Instead, she felt like she was standing on the bridge of the Titanic as the ship slid beneath the Atlantic’s icy waters.
“Irene? You have a call.”
Irene looked up to see Elysia standing in the doorway.
The woman had become her de facto aide and though her help was invaluable, Irene was now worried that such proximity to a failing leader might tarnish the young case by association. Pushing the dispiriting thought aside, Irene forced her lips into a smile.
She could almost hear Stansfield’s fatherly tone.
One problem at a time, Irene.
One problem at a time.
“Thank you, Elysia. Who’s on the line?”
“Not sure. It’s a secure call from the embassy in Vienna, so the initial handoff was just from their communications team to ours. I can route the call here if you’d like.”
“That would be great.”
Elysia nodded and left, shutting the door behind her.
After Moscow, Vienna Station was probably the second-most-important posting in Europe.

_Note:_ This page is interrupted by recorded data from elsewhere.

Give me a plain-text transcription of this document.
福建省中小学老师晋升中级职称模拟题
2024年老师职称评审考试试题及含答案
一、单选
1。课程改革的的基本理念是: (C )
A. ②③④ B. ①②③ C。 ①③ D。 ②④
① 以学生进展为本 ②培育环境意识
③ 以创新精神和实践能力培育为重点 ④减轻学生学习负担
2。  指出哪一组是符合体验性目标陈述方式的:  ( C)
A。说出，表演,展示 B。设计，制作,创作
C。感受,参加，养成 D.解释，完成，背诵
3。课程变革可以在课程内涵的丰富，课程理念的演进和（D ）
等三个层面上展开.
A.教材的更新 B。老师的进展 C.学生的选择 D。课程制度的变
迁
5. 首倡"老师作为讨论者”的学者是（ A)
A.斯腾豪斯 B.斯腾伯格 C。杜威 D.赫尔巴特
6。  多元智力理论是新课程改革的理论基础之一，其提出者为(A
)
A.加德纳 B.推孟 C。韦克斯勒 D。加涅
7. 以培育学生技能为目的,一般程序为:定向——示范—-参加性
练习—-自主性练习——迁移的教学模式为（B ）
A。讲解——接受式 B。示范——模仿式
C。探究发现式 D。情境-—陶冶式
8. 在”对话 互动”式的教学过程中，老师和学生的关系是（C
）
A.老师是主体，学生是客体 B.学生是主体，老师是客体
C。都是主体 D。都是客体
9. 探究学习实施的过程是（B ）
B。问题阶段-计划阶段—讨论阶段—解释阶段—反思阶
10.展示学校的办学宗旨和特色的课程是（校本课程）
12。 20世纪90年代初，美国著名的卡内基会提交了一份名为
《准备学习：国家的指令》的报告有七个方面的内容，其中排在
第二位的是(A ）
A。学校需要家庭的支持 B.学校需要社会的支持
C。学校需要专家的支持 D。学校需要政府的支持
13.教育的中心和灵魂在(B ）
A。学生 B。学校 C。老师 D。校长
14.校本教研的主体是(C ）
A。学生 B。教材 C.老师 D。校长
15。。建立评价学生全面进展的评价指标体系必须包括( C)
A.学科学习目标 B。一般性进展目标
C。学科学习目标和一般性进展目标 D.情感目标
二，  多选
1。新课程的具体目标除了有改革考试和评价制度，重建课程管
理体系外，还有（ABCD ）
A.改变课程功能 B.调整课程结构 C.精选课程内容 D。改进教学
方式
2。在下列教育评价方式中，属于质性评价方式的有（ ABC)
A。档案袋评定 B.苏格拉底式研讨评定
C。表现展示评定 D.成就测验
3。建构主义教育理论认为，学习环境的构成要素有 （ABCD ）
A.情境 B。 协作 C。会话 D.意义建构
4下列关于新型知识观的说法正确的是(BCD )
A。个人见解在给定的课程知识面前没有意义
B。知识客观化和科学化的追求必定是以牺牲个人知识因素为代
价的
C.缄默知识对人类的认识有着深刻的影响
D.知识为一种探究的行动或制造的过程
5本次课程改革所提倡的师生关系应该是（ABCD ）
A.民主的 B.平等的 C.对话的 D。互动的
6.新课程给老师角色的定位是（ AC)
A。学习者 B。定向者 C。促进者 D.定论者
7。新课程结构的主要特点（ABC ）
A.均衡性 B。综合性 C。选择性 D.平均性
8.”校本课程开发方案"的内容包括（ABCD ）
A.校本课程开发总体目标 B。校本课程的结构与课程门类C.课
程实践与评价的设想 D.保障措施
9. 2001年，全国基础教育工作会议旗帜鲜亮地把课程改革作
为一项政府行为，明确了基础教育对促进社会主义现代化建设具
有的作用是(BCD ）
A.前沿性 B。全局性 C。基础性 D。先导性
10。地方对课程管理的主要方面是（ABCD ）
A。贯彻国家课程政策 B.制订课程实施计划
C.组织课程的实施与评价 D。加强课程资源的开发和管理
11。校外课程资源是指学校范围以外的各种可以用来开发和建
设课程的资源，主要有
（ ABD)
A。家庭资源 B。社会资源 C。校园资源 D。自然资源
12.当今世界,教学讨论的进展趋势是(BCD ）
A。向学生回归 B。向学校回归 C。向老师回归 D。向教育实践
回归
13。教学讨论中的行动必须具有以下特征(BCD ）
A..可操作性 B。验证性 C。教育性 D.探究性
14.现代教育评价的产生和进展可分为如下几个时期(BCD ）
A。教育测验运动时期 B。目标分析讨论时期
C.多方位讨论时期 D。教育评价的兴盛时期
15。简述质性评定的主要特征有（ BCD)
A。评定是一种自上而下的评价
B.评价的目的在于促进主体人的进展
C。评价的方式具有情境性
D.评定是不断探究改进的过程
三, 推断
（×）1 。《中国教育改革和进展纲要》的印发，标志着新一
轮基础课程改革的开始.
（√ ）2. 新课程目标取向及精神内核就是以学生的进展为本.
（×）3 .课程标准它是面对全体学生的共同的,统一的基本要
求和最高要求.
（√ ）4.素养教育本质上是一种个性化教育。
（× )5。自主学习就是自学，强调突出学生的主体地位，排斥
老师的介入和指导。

Vienna had long been a crossroads for espionage, as reflected by its nickname “City of Spies.” In her admittedly limited experience, secure calls from one CIA station to another rarely heralded good news.
After clearing her throat and mind, Irene activated the secure speakerphone.
“This is Irene.”
“Irene, it’s Stan.”
She had never been happier to hear the familiar, gravelly basso.
Hurley’s voice felt like home.
“Stan—it’s good to hear from you.”
“Likewise. Sorry that it’s taken so long to return your call to the message service. In answer to your question, I am one hundred percent certain Rapp had nothing to do with the London shooting.”
The euphoria that had accompanied hearing a friend’s voice faded as the reality of the situation began to register. Stan Hurley was calling her from the CIA station in Vienna. Chances were, he wasn’t phoning to discuss the schnitzel. “How do you know?”
“Because he was with me.”
“In Vienna?”
“It’s a long story.”
It was.
For the next ten minutes, Irene listened with minimal interruptions as an operative who was at least nominally supposed to be under her supervision regaled her with tales of the unsanctioned operations he and another member of her Orion team had undertaken.
She almost stopped Stan to clarify that she’d heard correctly when he mentioned in passing that Rapp had eliminated an entire Russian direct-action team in Bizerte.
Almost.
As Hurley himself had taught her long ago, don’t ask the question if you don’t want to know the answer. Be that as it may, there were still some questions she had to ask whether she wanted to know the answers or not.
“I think I understand where you’ve been, but I’m still not clear as to why you’re in Vienna with a former KGB officer turned defector.”
“Shit, sorry. That’s the best part. Volkov’s come out of retirement to help us crawl into Petrov’s head.”
Irene frowned. “I get that Volkov was once Petrov’s deputy and that the men continued to work closely until Volkov defected, but that was, what, twenty years ago? I’m not certain how much insight your former asset can provide into Petrov’s thinking today.”
“Volkov said the same thing. That’s why we’re in Vienna. Outside of Washington, DC, this city has the largest contingent of Russian intelligence officers abroad. It’s by far the most important espionage-related city in Europe. I told Volkov to drop in on some of his former coworkers.”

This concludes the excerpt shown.